INDENTURE dated as of October 10, 2019 (the “Base Indenture”), by and among D.R. HORTON, INC., a Delaware corporation (the “Company”), each of the Guarantors from time to time party hereto in respect of a particular Series of Securities (each as defined inSection 1.01 below) and BRANCH BANKING AND TRUST COMPANY, a North Carolina banking corporation, as trustee (the “Trustee”).
Each party agrees as follows for the benefit of the other party and for the equal and ratable benefit of the Holders of the Company’s debt securities issued under this Base Indenture:
ARTICLE ONE
DEFINITIONS AND INCORPORATION BY REFERENCE
Section 1.01Definitions.
“Affiliate” means, when used with reference to a specified person, any Person directly or indirectly controlling or controlled by or under direct or indirect common control with the Person specified.
“Agent” means any Registrar, Paying Agent orco-Registrar or agent for service of notices and demands.
“Authorizing Resolution” means a resolution adopted by the Board of Directors or by an Officer or committee of Officers pursuant to Board delegation authorizing a Series of Securities.
“Bankruptcy Law” means Title 11 of the United States Code, as amended, or any similar federal or state law for the relief of debtors.
“Board of Directors” means the Board of Directors of the Company or any duly authorized committee thereof.
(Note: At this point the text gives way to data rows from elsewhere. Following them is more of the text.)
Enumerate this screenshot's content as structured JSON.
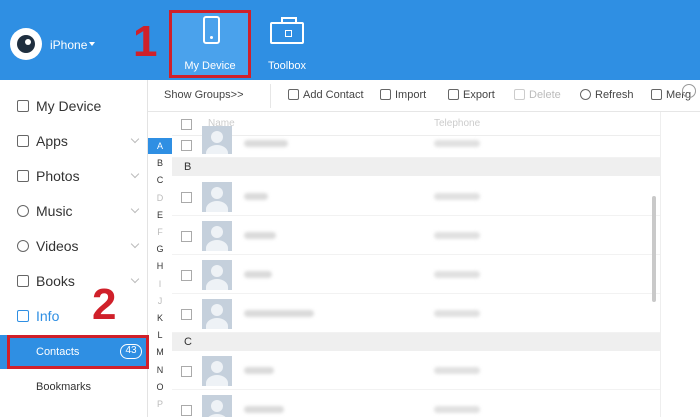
{
  "header": {
    "device_selector": "iPhone",
    "buttons": {
      "my_device": "My Device",
      "toolbox": "Toolbox"
    }
  },
  "annotations": [
    "1",
    "2"
  ],
  "sidebar": {
    "items": [
      {
        "label": "My Device",
        "icon": "phone-icon"
      },
      {
        "label": "Apps",
        "icon": "grid-icon"
      },
      {
        "label": "Photos",
        "icon": "image-icon"
      },
      {
        "label": "Music",
        "icon": "music-icon"
      },
      {
        "label": "Videos",
        "icon": "video-icon"
      },
      {
        "label": "Books",
        "icon": "book-icon"
      },
      {
        "label": "Info",
        "icon": "info-icon"
      }
    ],
    "sub_items": [
      {
        "label": "Contacts",
        "badge": "43",
        "selected": true
      },
      {
        "label": "Bookmarks"
      }
    ]
  },
  "toolbar": {
    "show_groups": "Show Groups>>",
    "add_contact": "Add Contact",
    "import": "Import",
    "export": "Export",
    "delete": "Delete",
    "refresh": "Refresh",
    "merge": "Merg"
  },
  "alphabet": [
    "A",
    "B",
    "C",
    "D",
    "E",
    "F",
    "G",
    "H",
    "I",
    "J",
    "K",
    "L",
    "M",
    "N",
    "O",
    "P"
  ],
  "alphabet_dim": [
    "D",
    "F",
    "I",
    "J",
    "P"
  ],
  "alphabet_active": "A",
  "list": {
    "columns": {
      "name": "Name",
      "telephone": "Telephone"
    },
    "groups": [
      "B",
      "C"
    ]
  },
  "colors": {
    "accent": "#2f8fe3",
    "annotation": "#d0202a"
  }
}
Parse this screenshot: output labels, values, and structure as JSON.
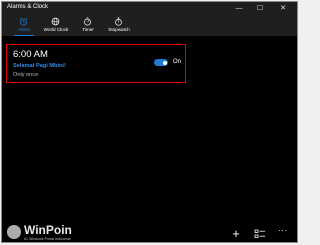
{
  "window": {
    "title": "Alarms & Clock"
  },
  "window_controls": {
    "minimize": "—",
    "maximize": "☐",
    "close": "✕"
  },
  "tabs": [
    {
      "label": "Alarm",
      "icon": "alarm-clock-icon",
      "active": true
    },
    {
      "label": "World Clock",
      "icon": "globe-icon",
      "active": false
    },
    {
      "label": "Timer",
      "icon": "timer-icon",
      "active": false
    },
    {
      "label": "Stopwatch",
      "icon": "stopwatch-icon",
      "active": false
    }
  ],
  "alarm": {
    "time": "6:00 AM",
    "name": "Selamat Pagi Mbini!",
    "repeat": "Only once",
    "toggle_state": "On",
    "enabled": true
  },
  "command_bar": {
    "add_icon": "plus-icon",
    "select_icon": "select-icon",
    "more_icon": "more-icon",
    "add_glyph": "+",
    "more_glyph": "···"
  },
  "watermark": {
    "name": "WinPoin",
    "tagline": "#1 Windows Portal Indonesia"
  },
  "colors": {
    "accent": "#1e7ad6",
    "highlight_border": "#e00000",
    "background": "#000000"
  }
}
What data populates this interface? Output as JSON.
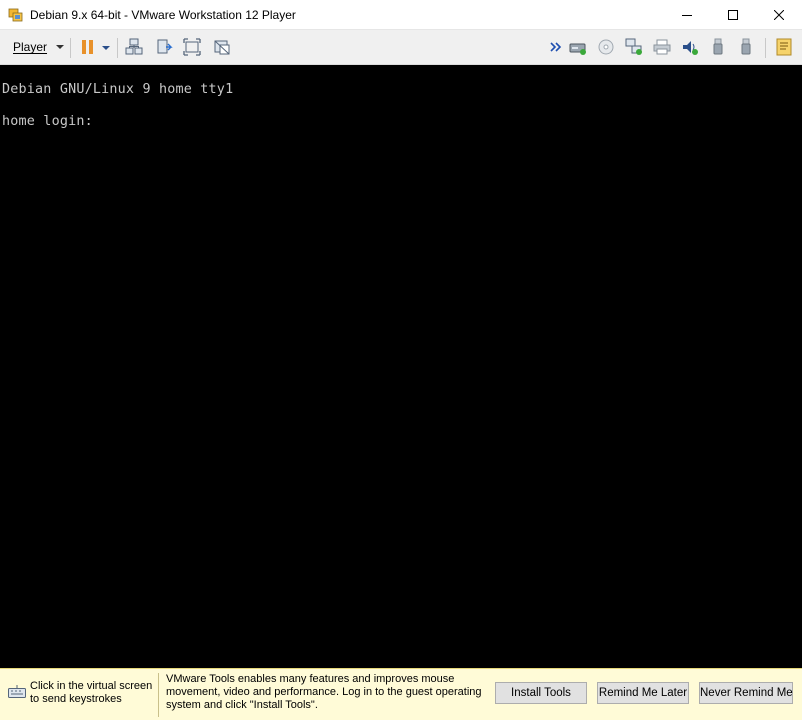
{
  "window": {
    "title": "Debian 9.x 64-bit - VMware Workstation 12 Player"
  },
  "toolbar": {
    "player_label": "Player",
    "left_icons": [
      "pause-icon",
      "pause-dropdown-icon",
      "send-ctrl-alt-del-icon",
      "removable-devices-icon",
      "fullscreen-icon",
      "unity-icon"
    ],
    "right_icons": [
      "expand-devices-icon",
      "hard-disk-icon",
      "cd-dvd-icon",
      "network-adapter-icon",
      "printer-icon",
      "sound-card-icon",
      "usb-device-icon",
      "usb-device-2-icon",
      "message-log-icon"
    ]
  },
  "console": {
    "line1": "Debian GNU/Linux 9 home tty1",
    "line2": "home login:"
  },
  "notification": {
    "hint": "Click in the virtual screen to send keystrokes",
    "message": "VMware Tools enables many features and improves mouse movement, video and performance. Log in to the guest operating system and click \"Install Tools\".",
    "install_label": "Install Tools",
    "remind_label": "Remind Me Later",
    "never_label": "Never Remind Me"
  },
  "colors": {
    "console_bg": "#000000",
    "console_text": "#c8c8c8",
    "notification_bg": "#fffbd7",
    "pause_accent": "#e8912a"
  }
}
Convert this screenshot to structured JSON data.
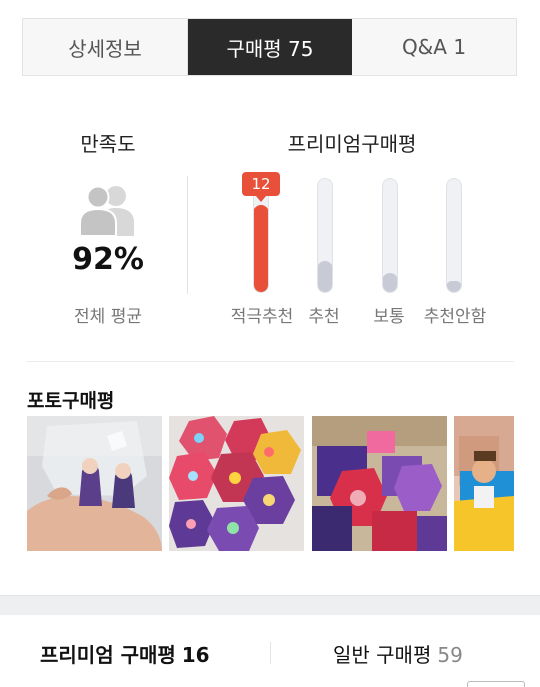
{
  "tabs": [
    {
      "label": "상세정보",
      "active": false
    },
    {
      "label": "구매평 75",
      "active": true
    },
    {
      "label": "Q&A 1",
      "active": false
    }
  ],
  "satisfaction": {
    "title": "만족도",
    "icon": "people-icon",
    "value": "92%",
    "subtitle": "전체 평균"
  },
  "premium_reviews": {
    "title": "프리미엄구매평",
    "bars": [
      {
        "label": "적극추천",
        "count": "12",
        "fill": 0.78,
        "highlight": true
      },
      {
        "label": "추천",
        "fill": 0.28,
        "highlight": false
      },
      {
        "label": "보통",
        "fill": 0.18,
        "highlight": false
      },
      {
        "label": "추천안함",
        "fill": 0.11,
        "highlight": false
      }
    ]
  },
  "photo_reviews": {
    "title": "포토구매평",
    "photos": [
      "photo-review-1",
      "photo-review-2",
      "photo-review-3",
      "photo-review-4"
    ]
  },
  "summary": {
    "premium_label": "프리미엄 구매평",
    "premium_count": "16",
    "general_label": "일반 구매평",
    "general_count": "59"
  },
  "colors": {
    "accent": "#e8503a",
    "active_tab_bg": "#2a2a2a",
    "bar_inactive": "#c8cbd6"
  }
}
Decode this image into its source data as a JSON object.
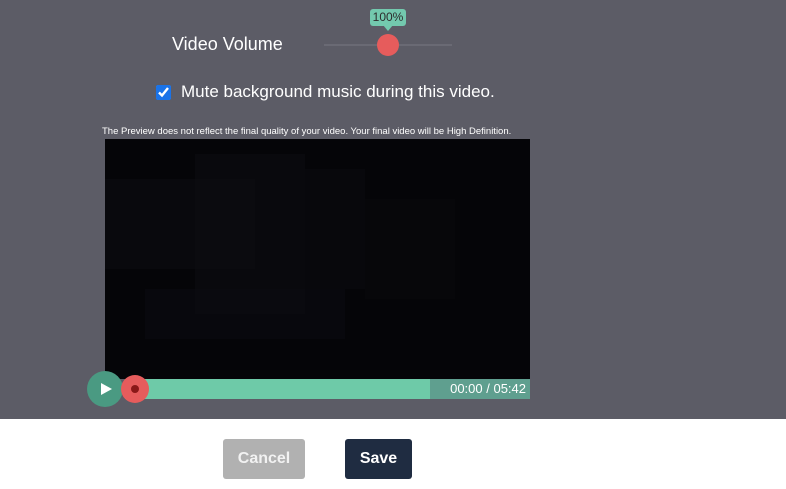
{
  "volume": {
    "label": "Video Volume",
    "value_label": "100%",
    "value_percent": 100
  },
  "mute": {
    "label": "Mute background music during this video.",
    "checked": true
  },
  "preview_note": "The Preview does not reflect the final quality of your video. Your final video will be High Definition.",
  "player": {
    "time": "00:00 / 05:42",
    "progress_percent": 0,
    "play_icon": "play-icon"
  },
  "buttons": {
    "cancel": "Cancel",
    "save": "Save"
  },
  "colors": {
    "dialog_bg": "#5c5c66",
    "accent_green": "#6ecaa8",
    "thumb_red": "#e65c5c",
    "save_bg": "#1f2c41",
    "cancel_bg": "#b1b1b1"
  }
}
“Capital Stock” means, with respect to any Person, any and all shares, interests, participations or other equivalents (however designated) of or in such Person’s capital stock or other equity interests.
“Capitalized Lease Obligations” of any Person means, at the time any determination thereof is to be made, the obligations of such Person to pay rent or other amounts under a lease that is required to be capitalized for financial reporting purposes in accordance with GAAP, and the amount of such obligations will be the capitalized amount thereof determined in accordance with GAAP.
“Company” means the party named as such in this Indenture until a successor replaces it pursuant to the Indenture and thereafter means the successor.
“control” means, when used with respect to any Person, the power to direct the management and policies of such Person, directly or indirectly, whether through the ownership of voting securities, by contract or otherwise; and the terms “controlling” and “controlled” have meanings correlative to the foregoing.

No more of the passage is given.